I seem to remember reading somewhere prior to the release of Death Cab for Cutie’s latest album, Kintsugi, that it would harken back to their earlier work.
Well, it didn’t. It doesn’t.
I spent weeks playing only their new album while driving. (Remember how you used to do that with new CDs and tapes back in the day?) That’s hours upon hours of those tracks over and over again. Misty is likely quite sick of it. I can say that in no way does Kintsugi sound like an early Death Cab album. Definitely not something about airplanes or their seminal We Have the Facts and We’re Voting Yes.

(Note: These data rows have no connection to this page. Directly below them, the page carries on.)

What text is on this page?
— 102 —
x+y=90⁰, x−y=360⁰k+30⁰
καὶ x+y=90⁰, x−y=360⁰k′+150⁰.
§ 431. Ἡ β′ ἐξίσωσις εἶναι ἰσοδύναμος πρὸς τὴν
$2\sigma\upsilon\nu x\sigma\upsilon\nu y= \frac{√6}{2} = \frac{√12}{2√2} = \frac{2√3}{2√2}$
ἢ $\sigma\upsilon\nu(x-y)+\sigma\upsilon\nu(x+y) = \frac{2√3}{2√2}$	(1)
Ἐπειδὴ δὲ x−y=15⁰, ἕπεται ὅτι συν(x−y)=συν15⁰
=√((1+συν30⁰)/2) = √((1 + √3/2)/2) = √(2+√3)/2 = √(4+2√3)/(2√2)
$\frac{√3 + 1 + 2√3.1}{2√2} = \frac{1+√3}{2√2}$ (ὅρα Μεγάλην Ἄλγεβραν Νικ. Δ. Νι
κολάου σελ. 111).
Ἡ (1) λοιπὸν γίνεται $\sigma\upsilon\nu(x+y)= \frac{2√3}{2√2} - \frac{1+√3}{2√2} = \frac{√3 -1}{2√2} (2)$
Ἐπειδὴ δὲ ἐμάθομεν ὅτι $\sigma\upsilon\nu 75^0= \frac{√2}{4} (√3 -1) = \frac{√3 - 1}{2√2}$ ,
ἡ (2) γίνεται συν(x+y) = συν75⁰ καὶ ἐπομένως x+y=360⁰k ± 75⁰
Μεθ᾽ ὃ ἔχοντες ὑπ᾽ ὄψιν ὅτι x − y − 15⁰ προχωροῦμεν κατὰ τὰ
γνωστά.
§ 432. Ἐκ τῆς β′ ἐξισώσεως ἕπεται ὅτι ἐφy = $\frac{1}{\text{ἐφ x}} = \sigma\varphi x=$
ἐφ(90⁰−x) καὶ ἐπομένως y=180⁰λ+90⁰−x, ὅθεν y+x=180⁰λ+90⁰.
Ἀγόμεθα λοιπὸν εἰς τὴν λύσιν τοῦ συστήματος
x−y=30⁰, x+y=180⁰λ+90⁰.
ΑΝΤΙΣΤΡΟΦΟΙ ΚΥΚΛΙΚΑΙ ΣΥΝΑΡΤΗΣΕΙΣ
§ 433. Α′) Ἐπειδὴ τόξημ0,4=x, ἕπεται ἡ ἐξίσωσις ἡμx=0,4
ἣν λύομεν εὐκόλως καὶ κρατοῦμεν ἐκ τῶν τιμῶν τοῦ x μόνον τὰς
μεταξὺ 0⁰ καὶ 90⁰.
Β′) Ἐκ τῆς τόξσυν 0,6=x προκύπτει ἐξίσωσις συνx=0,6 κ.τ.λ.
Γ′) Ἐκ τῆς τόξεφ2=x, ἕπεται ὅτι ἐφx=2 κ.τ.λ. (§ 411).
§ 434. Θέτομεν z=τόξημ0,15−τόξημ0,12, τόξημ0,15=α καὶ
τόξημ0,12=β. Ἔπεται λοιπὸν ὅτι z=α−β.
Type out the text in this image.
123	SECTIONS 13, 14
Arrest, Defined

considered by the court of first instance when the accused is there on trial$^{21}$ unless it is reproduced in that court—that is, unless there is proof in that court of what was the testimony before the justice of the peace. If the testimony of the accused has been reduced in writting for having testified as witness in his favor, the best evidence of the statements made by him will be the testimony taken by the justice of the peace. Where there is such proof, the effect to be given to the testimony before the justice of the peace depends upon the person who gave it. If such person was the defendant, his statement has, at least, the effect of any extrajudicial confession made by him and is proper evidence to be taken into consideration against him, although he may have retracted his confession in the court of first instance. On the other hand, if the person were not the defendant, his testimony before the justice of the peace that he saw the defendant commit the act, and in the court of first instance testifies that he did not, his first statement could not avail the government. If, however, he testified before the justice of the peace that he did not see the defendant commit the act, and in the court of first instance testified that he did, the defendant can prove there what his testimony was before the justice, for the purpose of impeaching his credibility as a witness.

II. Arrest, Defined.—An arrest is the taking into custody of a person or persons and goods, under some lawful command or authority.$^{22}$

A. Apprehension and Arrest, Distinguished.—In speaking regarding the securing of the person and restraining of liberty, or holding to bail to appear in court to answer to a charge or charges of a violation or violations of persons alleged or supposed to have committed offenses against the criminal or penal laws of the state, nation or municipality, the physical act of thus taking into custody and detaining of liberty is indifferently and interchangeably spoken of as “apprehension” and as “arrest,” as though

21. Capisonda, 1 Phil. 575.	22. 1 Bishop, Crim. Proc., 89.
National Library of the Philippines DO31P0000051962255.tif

Already armed with this knowledge, I decided to test my judgment. Comparing their most recent album(s) to work done over 15 years ago isn’t quite fair. And given just how damn good those early albums are, it wouldn’t be fair to compare any other DCFC work to them. (I’m completely biased. I started listening to Death Cab when We Have the Facts . . . was released. Maybe I just hold it dear to my heart – either way, I believe it’s their best album. Shout out to Leigh – this is your finder’s fee.). So I decided to try comparing Kintsugi to one of their “middle-aged,” if you will, albums. Not too recent, not too old. I wanted to give them a fair shake.
Which album to choose? I decided upon Transatlanticism.
As much as I like “No Room in Frame” and “Black Sun,” there’s not a song on the album that even begins to compete with “Expo ‘86” or “The Sound of Settling” and others.
Don’t take this as me bashing the album. I think it’s eminently listenable (I did it for weeks) and quite good, but it’s inaccurate to say it’s harkening back to their earlier work. I really enjoy the album, and it’s now the soundtrack to an interesting period of my life (see blog posts 2000 through now). Aside from the singles, I love “The Ghosts of Beverly Drive.” It reminds me of my 20s, the changes since then and reasons to move on. “Good Help” makes me think of now.
One clear reason is that Chris Walla didn’t produce this album (his last with the band). He has a definite style and it is definitely missing from Kintsugi.
To truly test my (and others’) judgment that the band had drastically changed over the years, I decided to put all the DCFC albums on random. From 1997 to 2015. It didn’t take long for me to discover that this album – Kintsugi – fit just perfectly within their oeuvre. Among “Army Corps of Architects,” “405,” “Cath,” “Company Calls” (one of my faves), “Amputations” (a great driving song) and “Brothers on a Hotel Bed” (looking at you, Matt), the songs on Kintsugi find their place.
But why the changes?
For the same reason Chris Walla is (sadly) moving on, that I have a (sorta) new career and job, that Grandad died on Sunday and the changes in others’ lives – we grew up. We’re growing up. I feel like I grew up with DCFC, and in a large part, I did. Fifteen years. I even visiting their hometown, Bellingham, Wash., (“The City of Subdued Excitement”) on a visit to see a friend living there.
Certainly they’ve changed. As have I. Maybe it’s throwing off some of the pretense of our 20s.
Indie rock itself no long really exists – it’s all gone electronic. How can we expect – or even want, ultimately – a band to never change? I’m not a fan of all the changes (Walla leaving, side projects distracting, etc.), but they’re natural. It happens to us all. We’ll always have a “Photobooth” of them, though.